Ferrell plays Lars Erickssong, half of the Icelandic musical duo known as Fire Saga. With his best friend and musical partner Sigrit Ericksdottir (Rachel McAdams), Lars performs at parties and weddings in his small hometown of Husavik, but his lifelong dream is to compete in Eurovision. Lars and Sigrit are sort of the laughingstock of Husavik, especially from the perspective of Lars’ stoic fisherman father Erick (Pierce Brosnan), who doesn’t approve of his son’s musical ambitions. But thanks to a series of unlikely coincidences (including the death of every other possible competitor in a boat explosion), Fire Saga find themselves as the official representatives for Iceland in the latest Eurovision competition.

They travel to Edinburgh for the show, but the other competitors and the Eurovision producers don’t give them any more respect than the residents of Husavik do, and their early performances are marred by mishaps. The movie is structured like a classic underdog story, with Fire Saga determined to overcome their detractors, but the conflict is all half-baked and underplayed, with antagonists who don’t seem to care all that much about whether Fire Saga succeed or not.

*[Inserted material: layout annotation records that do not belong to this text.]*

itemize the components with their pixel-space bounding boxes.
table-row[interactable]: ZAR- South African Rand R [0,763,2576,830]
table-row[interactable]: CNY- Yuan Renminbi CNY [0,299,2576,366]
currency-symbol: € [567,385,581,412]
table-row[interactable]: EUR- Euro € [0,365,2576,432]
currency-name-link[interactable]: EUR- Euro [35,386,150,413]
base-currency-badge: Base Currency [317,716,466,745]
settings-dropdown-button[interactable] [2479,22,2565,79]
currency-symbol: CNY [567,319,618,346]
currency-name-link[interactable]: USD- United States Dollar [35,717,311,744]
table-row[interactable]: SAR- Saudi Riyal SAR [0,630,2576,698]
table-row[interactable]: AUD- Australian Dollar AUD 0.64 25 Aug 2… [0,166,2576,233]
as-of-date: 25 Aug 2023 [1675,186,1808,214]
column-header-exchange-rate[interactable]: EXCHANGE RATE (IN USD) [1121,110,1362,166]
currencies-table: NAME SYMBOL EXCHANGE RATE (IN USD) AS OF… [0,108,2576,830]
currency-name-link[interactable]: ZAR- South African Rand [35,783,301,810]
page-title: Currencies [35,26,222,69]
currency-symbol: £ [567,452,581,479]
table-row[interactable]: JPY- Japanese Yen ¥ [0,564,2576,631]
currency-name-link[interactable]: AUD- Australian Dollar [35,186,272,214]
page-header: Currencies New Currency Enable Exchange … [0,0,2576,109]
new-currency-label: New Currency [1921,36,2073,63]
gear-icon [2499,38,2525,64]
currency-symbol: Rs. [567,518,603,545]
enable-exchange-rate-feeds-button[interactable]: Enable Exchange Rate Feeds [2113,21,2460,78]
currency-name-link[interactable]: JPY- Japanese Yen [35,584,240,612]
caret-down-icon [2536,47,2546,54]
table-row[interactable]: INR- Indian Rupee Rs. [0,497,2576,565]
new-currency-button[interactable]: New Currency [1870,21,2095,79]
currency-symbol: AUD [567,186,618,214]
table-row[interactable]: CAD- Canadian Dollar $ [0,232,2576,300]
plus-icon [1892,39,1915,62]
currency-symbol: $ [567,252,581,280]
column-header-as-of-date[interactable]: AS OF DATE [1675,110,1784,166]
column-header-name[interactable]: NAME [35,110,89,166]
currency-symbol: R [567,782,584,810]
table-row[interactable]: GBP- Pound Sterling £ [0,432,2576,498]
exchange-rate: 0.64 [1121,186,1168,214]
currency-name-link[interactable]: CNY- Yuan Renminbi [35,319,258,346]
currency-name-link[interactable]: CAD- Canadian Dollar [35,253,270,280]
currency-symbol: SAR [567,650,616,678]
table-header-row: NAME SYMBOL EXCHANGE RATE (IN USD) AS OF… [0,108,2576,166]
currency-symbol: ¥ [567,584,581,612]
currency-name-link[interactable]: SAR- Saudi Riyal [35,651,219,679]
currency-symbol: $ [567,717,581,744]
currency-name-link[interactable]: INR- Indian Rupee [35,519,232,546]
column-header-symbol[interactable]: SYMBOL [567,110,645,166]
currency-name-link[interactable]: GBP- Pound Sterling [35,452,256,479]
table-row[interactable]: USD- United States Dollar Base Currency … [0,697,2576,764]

Sigrit and Lars are targeted, respectively, by handsome Russian singer Alexander Lemtov (Dan Stevens) and sultry Greek singer Mita Xenakis (Melissanthi Mahut), but their efforts to sabotage the duo are mild and unenthusiastic, just placeholders to pad out the movie to its unnecessary two-hour running time. Even Lars’ conflict with his father only warrants a handful of scenes, and is resolved with a few lines of dialogue. A subplot about a government finance minister who wants Fire Saga to lose so that Iceland doesn’t have to bear the cost of hosting the competition the following year disappears for long stretches of the movie, only to return with bizarre violence late in the third act.

The main conflict, then, is between Lars and Sigrit, although their opposing interests aren’t very well-defined. Sigrit has been in love with Lars since they were children, but he can only focus on his musical ambitions. The romance is completely unconvincing, and the idea that Ferrell and McAdams, with their clear age difference, were children together makes no sense. Ferrell plays the same kind of overconfident buffoon he’s played many times before, and Lars has echoes of Ferrell’s ice-skater character in Blades of Glory (another underdog in flamboyant outfits) and the uncomfortably enthusiastic music teacher he played alongside Ana Gasteyer in a series of Saturday Night Live sketches.

Ferrell and McAdams barely even attempt Icelandic accents, and the movie is full of jokes based on Icelandic stereotypes (Sigrit believes in elves and entreats them to lead Fire Saga to victory). The Eurovision material barely has jokes at all, and while the original songs are believably bombastic pop numbers, they’re largely played straight, without any clever parody elements. The climactic number is a completely heartfelt song about Husavik, with soaring vocals from Swedish pop singer Molly Sanden (who performs Sigrit’s singing voice throughout the movie). A sing-off-style sequence at a party (essentially lifted from the Pitch Perfect movies) allows the filmmakers to cram in cameos from a bunch of real-life Eurovision competitors, without giving them anything meaningful to do.

The movie’s awkward title makes it sound like a promotional behind-the-scenes documentary, and director David Dobkin (Wedding Crashers, Fred Claus) gives it a bland, TV-style look to match. Despite the abundance of original songs, the movie often cuts off musical numbers midway through, as if it’s embarrassed to be showcasing this kind of bubblegum pop. At least the real Eurovision knows exactly what it’s trying to be.